Questo è il titolo di una delle ultime opere (Santander, 2005; libro tradotto in italiano dalla Edb, 2007, ndt) nelle quali Queiruga pone l’accento sull’unità delle religioni nella loro diversità; per questo, non è sufficiente uno sforzo di inculturazione (l’introduzione del vangelo nelle diverse tradizioni culturali), ma è necessario, come ho detto, un impegno di "inreligionazione": l’introduzione del cristianesimo nelle diverse religioni, non per conquistarle, ma per ascoltare quello che esse dicono e per stabilire un dialogo senza imposizioni, aperto al messaggio di Gesù, il quale (per i cristiani) sarà la pienezza della realizzazione dell’uo-mo, intesa come rivelazione di Dio. Così Queiruga, in ultima analisi, ci pone di fronte ad un "cammino teologico" che si può conoscere solo percorrendolo, come uno sforzo per comprendere il Dio che si rivela ed è Uno, pur essendo Molteplice nelle sue rivelazioni. In questa linea, si può affermare che la "rivelazione" di Dio si identifica in fondo con lo stesso dispiegamento umano, inteso da Queiruga in modo fondamentalmente positivo.
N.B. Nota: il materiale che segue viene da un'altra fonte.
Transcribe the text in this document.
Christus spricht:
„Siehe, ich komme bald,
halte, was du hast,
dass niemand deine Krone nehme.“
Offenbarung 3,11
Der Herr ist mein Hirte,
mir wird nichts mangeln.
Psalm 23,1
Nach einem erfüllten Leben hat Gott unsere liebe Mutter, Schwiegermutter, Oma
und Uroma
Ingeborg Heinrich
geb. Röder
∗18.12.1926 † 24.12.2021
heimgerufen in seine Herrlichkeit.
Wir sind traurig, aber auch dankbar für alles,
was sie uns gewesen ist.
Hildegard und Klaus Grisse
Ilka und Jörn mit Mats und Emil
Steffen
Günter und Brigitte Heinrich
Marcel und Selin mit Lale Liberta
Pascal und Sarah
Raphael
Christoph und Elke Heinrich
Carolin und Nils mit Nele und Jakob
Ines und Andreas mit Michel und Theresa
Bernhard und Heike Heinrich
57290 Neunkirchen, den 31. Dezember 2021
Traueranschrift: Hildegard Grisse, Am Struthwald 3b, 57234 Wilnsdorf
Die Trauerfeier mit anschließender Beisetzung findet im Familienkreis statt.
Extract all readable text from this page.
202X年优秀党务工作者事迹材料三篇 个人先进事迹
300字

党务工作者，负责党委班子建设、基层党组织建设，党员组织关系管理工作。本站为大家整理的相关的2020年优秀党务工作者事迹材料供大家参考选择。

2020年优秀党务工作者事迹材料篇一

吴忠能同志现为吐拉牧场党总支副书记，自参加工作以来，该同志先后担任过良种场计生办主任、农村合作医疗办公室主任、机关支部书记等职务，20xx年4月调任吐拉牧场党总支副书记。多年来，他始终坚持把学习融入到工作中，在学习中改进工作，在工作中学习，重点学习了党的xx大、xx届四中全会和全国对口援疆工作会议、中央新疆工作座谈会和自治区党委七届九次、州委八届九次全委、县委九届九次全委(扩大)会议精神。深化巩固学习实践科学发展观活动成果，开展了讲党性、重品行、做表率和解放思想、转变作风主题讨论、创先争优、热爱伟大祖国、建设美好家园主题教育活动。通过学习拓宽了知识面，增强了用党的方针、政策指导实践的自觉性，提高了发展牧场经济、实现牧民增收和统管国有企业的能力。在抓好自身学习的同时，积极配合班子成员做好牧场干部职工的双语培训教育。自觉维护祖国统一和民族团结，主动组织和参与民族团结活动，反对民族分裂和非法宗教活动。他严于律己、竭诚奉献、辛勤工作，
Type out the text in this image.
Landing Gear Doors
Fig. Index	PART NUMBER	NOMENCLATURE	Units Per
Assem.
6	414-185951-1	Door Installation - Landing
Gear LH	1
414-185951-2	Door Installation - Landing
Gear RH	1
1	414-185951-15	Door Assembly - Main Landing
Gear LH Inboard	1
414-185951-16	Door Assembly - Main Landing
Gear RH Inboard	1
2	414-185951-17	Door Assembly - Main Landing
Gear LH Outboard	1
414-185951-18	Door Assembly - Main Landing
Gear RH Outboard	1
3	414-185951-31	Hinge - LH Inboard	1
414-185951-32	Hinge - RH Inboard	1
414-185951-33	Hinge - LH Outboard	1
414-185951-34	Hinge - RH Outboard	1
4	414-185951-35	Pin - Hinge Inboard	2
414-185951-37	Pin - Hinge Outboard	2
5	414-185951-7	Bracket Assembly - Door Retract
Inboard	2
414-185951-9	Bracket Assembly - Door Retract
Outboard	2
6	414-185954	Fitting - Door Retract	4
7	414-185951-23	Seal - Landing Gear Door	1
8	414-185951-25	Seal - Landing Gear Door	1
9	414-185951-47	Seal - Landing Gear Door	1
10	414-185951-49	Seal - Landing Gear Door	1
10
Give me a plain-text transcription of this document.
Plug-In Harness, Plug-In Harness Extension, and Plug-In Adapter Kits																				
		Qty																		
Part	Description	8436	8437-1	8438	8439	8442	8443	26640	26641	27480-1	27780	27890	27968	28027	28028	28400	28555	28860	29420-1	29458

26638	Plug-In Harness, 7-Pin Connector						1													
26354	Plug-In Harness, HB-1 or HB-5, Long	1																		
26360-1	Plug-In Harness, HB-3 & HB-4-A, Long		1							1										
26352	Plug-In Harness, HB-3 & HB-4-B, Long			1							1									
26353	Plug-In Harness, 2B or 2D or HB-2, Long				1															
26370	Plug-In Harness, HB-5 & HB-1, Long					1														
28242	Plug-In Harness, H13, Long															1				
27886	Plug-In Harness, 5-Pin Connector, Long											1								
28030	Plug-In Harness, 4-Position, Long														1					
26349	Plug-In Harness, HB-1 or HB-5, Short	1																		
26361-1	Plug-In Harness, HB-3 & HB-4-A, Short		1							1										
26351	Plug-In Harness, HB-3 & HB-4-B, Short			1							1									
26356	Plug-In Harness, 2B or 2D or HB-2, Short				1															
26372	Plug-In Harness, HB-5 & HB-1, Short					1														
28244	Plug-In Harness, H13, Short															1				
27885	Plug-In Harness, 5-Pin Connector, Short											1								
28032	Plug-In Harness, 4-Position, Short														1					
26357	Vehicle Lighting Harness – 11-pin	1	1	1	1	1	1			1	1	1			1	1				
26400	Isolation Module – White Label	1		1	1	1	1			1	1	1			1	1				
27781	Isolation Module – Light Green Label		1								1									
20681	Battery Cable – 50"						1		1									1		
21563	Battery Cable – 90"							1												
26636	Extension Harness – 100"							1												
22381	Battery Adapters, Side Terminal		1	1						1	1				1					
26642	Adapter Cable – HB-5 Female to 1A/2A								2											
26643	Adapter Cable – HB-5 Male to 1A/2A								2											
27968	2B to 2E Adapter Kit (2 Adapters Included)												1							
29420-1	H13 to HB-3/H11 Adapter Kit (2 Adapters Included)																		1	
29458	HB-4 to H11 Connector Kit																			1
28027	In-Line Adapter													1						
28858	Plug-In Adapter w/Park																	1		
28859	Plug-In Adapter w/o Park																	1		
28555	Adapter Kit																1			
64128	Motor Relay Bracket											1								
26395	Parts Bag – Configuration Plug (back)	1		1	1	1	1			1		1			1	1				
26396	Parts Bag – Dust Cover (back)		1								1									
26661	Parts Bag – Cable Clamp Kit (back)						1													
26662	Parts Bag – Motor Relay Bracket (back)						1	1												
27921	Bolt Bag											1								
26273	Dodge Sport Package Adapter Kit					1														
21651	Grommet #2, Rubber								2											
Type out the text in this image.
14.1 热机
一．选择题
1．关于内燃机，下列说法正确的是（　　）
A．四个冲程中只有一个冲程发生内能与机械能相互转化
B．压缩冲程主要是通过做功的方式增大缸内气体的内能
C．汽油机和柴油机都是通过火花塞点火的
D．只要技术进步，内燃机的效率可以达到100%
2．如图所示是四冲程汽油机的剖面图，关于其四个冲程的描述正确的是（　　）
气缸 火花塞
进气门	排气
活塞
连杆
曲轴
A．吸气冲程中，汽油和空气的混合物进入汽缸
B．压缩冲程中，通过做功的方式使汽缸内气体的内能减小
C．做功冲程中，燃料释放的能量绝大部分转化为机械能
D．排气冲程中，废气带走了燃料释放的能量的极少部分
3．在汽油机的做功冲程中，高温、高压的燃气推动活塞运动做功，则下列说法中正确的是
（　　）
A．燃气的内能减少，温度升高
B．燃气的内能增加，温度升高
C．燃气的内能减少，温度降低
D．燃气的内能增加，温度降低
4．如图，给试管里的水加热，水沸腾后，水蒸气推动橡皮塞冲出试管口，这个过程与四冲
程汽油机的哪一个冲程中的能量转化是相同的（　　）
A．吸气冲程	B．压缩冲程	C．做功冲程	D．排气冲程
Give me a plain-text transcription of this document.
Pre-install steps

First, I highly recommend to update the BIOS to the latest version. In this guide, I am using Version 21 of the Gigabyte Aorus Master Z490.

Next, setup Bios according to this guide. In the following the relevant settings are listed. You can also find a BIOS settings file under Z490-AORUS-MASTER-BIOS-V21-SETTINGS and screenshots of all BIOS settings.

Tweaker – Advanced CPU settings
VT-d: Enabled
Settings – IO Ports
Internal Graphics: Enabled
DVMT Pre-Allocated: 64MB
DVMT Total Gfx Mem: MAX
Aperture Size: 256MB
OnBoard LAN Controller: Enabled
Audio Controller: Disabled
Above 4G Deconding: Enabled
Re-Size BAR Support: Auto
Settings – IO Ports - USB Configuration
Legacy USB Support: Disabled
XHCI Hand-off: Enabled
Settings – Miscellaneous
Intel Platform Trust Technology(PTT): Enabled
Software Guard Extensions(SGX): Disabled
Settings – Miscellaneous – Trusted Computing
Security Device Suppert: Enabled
A partire da qui, senza rinunciare alla tradizione trinitaria della Chiesa, Queiruga ha sottolineato quello che potremmo chiamare un "binitarismo messianico" (Dio e Gesù), ma riferito sempre allo Spirito che agisce anche nelle altre religioni, in un cammino storico in cui si integra l’in-sieme dell’umanità. In questo modo, implicitamente, si apre una porta per uno studio diverso delle questioni che la teologia cristiana ha posto in termini trinitari. In base alla visione di Queiruga, il grande problema non è la soluzione del tema dell’unità e trinità di Dio, ma il tema della sua rivelazione positiva e salvatrice all’interno di una umanità che appare minacciata dalla sofferenza e dalla morte.

Su un piano generale, Queiruga è un testimone della bontà creatrice di Dio che si manifesta come fonte di a-more nelle religioni e, più profondamente, nel cristianesimo. In questa linea, egli ha voluto superare la visione di un Dio violento e vendicativo, che sarebbe contrario alla felicità dell’uomo. Certamente il male esiste, perché è una conseguenza della finitezza (e, in un certo senso, della stessa malvagità degli uomini nella storia). Ma il bene della vita e dell’uomo è maggiore di tutti i mali. In questa linea, Queiruga ha costruito una teologia ottimista e impegnata, al servizio della vita umana che, a suo giudizio, è segno ad espressione di Dio che si va manifestando nella vita degli uomini.

Una testimonianza di questa rivelazione e della speranza di futuro della storia viene dallo sforzo di continuare ad aprire la strada alle diverse religioni che devono dialogare fra di loro, per fecondarsi mutuamente. In questa prospettiva di apertura universale e di speranza di salvezza, Queiruga ha voluto essere un testimone della rivelazione cristiana. Alcuni "famosi" teologi spagnoli hanno condannato già Queiruga o hanno avanzato forti dubbi sulla sua teologia. Prima di affrontare i presupposti e i sentieri del suo pensiero, sarebbe opportuno collocarsi al centro di una ragione moderna, che è assolutamente in grado di dialogare con il vangelo.